何層にも折り重なった断面。ふわふわな食感にごはんがすすむ。

実施店舗
池袋北口駅前店、大宮すずらん通店。
『熱烈中華食堂 日高屋 池袋北口駅前店』店舗詳細
熱烈中華食堂 日高屋 池袋北口駅前店(ねつれつちゅうかしょくどう ひだかや いけぶくろきたぐちえきまえてん) 住所:東京都西池袋1-28-1 第2西池ビル1F/営業時間:24時間営業(朝定食は6:00~11:00、金は24:30~翌2:30に一時閉店)/定休日:無/アクセス:JR・私鉄・地下鉄池袋駅から徒歩すぐ
「朝焼き肉」という新たな選択肢『焼肉ライク 新宿歌舞伎町店』

朝焼肉セット 550円。生玉子は納豆に変更可。
朝からカルビを焼いて、白米とともに食べたことはあるだろうか? 僕は初めて経験した。“焼肉のファーストフード店”をコンセプトに掲げる『焼肉ライク』の朝焼肉セットは、“朝から焼き肉をしている”という、やや背徳的な行為そのものにテンションが上がる。無煙ロースターで朝からジュウジュウと肉を焼き、黙々と一人焼き肉に没頭していると、背徳感は消え去って、むしろ活力が湧いてくる。

ごはんは大盛り、おかわりともに無料。

実施店舗
新宿歌舞伎町店、新橋本店、中部国際空港セントレア店(内容、価格は異なる)。
『焼肉ライク 新宿歌舞伎町店』店舗詳細
焼肉ライク 新宿歌舞伎町店(やきにくらいく しんじゅくかぶきちょうてん) 住所:東京都新宿区歌舞伎町1-16-2 富士ビル1F/営業時間:24時間営業(朝焼肉は5:00~11:00)/定休日:無/アクセス:JR・私鉄・地下鉄新宿駅より徒歩3分
いつもの店の、違う表情にドキッ
普段は夜、あるいは深夜に足を運ぶいつものチェーン店で朝ごはんを食べる。
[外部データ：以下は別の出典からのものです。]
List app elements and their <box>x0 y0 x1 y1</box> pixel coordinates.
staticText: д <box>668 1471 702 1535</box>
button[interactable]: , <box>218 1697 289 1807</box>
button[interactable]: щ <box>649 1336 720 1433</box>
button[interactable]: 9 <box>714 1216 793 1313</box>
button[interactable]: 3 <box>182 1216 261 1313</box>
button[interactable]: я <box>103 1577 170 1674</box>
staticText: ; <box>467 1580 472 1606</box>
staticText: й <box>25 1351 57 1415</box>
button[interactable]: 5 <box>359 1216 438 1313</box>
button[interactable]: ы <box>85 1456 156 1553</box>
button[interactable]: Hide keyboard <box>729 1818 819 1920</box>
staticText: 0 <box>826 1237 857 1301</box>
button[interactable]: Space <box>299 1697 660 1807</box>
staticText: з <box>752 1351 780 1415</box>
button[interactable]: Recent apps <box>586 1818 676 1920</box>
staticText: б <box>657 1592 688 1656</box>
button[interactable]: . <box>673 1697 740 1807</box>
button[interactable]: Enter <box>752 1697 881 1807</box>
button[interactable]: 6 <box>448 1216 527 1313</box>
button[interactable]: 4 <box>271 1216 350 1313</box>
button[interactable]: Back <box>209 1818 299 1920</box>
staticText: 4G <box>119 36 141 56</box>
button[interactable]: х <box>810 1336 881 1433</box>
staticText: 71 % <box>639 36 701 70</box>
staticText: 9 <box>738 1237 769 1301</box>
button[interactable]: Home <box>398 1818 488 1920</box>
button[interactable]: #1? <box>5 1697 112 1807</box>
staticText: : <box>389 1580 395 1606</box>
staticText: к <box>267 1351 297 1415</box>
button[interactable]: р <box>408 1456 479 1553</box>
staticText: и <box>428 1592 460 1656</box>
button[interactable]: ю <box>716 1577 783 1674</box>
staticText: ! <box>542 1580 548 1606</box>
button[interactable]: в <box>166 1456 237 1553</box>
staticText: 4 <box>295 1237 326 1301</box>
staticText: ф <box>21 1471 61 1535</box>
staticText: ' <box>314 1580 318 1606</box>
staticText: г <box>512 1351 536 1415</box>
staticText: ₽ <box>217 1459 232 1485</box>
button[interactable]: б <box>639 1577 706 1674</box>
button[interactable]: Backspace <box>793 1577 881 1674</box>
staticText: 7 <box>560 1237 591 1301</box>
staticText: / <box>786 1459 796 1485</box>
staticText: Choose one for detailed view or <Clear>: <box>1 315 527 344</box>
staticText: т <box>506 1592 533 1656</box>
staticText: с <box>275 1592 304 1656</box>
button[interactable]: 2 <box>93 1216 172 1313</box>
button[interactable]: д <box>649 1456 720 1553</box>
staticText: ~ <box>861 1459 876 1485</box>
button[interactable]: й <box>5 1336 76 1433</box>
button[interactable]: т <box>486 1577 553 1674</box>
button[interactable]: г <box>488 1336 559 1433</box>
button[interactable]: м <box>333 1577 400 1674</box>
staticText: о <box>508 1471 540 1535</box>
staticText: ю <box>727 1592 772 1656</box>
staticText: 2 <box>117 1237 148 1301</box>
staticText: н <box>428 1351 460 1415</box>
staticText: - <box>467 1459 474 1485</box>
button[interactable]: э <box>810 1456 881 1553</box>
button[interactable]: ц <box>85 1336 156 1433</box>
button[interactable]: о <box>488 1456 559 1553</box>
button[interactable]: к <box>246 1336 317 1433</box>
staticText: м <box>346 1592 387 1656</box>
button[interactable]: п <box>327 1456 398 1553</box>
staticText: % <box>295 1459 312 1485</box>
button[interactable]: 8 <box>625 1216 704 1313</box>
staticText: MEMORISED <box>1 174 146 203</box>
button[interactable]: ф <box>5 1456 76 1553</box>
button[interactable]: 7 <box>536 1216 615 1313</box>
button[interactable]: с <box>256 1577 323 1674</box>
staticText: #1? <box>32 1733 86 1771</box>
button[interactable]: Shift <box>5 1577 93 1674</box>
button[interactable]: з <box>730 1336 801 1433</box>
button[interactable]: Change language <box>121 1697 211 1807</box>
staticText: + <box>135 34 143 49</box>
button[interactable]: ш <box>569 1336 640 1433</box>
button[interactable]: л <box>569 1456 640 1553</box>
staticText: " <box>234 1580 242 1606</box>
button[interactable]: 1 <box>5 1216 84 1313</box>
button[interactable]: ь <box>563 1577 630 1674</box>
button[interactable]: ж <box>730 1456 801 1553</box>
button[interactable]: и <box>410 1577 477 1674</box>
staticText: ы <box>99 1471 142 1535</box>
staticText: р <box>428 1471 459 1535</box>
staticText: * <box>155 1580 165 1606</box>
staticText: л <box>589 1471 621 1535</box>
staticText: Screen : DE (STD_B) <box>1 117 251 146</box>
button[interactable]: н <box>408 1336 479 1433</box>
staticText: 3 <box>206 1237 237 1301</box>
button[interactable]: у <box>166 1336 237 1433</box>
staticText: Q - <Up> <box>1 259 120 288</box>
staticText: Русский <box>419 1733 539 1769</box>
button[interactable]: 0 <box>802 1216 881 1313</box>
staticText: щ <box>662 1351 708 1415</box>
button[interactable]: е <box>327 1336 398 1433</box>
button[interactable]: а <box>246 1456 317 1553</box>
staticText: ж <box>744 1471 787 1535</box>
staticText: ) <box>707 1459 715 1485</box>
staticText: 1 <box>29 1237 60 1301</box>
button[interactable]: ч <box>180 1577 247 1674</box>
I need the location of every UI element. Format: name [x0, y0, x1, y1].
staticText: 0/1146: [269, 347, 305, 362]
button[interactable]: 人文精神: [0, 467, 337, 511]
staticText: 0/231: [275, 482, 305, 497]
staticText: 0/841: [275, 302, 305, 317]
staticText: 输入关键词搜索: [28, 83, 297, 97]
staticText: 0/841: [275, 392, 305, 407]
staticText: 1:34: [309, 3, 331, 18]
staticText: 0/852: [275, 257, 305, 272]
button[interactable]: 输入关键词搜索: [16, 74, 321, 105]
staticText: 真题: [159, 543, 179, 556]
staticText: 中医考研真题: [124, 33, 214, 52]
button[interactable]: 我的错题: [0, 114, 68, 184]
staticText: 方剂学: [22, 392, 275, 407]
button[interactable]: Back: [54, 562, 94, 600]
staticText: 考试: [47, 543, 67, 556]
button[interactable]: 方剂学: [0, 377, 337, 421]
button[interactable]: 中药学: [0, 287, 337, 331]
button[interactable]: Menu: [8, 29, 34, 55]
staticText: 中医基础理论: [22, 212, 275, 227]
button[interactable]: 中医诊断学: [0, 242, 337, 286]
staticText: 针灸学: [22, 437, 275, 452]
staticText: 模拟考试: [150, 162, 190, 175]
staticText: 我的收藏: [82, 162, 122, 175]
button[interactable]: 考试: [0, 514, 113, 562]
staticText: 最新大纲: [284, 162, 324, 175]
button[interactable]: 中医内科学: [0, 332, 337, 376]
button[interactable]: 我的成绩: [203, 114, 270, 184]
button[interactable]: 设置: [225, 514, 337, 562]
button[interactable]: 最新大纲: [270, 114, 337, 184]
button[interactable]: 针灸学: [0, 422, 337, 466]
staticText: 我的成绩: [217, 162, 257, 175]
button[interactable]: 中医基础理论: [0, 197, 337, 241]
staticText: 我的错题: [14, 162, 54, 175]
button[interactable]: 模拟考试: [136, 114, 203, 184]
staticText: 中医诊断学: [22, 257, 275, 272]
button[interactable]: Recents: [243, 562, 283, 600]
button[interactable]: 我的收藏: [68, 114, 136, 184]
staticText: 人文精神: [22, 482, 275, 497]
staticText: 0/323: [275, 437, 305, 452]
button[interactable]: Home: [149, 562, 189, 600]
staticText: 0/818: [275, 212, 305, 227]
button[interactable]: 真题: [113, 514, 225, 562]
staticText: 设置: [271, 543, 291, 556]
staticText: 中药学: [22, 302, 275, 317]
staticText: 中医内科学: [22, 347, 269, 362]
椅子にテーブルに壁紙、どの店舗もよく知った内装だが、朝日が差し込む店内には既視感がなく、パラレルワールドに来たような気分で着席する。

『ロイヤルホスト 八丁堀店』の店内。あれもこれも食べようとワクワク。
『ロイヤルホスト』の朝食ビュッフェは皿を構築するのにすごく頭を使った。結局ほぼ全種コンプリートしたわけだが、窓際の席で新聞を読み耽(ふけ)る常連っぽいご老人は、パンケーキにホットコーヒーのみのストロングスタイル。いつかこうなりたいものだ。『焼肉ライク』の朝焼肉セットは量・味ともにすごくフィットし、朝こそ焼き肉、と布教したい気分になった。『日高屋』の玉子焼き定食も、玉子とご飯の王道コンビのネクストステージを感じられて、新鮮な驚きがあった。

『熱烈中華食堂 日高屋 池袋北口駅前店』の「ダブルエッグ定食」も気になる。

『焼肉ライク 新宿歌舞伎町店』にて。熱源に近いからかすぐに焼ける。無煙ロースターのおかげかにおいも気にならない。
そしてどの店も、満足感に対してお財布にやさしい。入店してすぐは慣れない環境にソワソワしたけれど、気づいたときには、すっかりその魅力の虜(とりこ)になっていた。
一日をチェーン店のモーニングから始めると、自分ではない誰かの日常を体験しているようで楽しい。少しの背徳感と高揚感を引きずりながら朝の街へ。人もまばらなオフィス街や繁華街を歩きながら、次はどのチェーン店で朝ごはんを食べようか考えていた。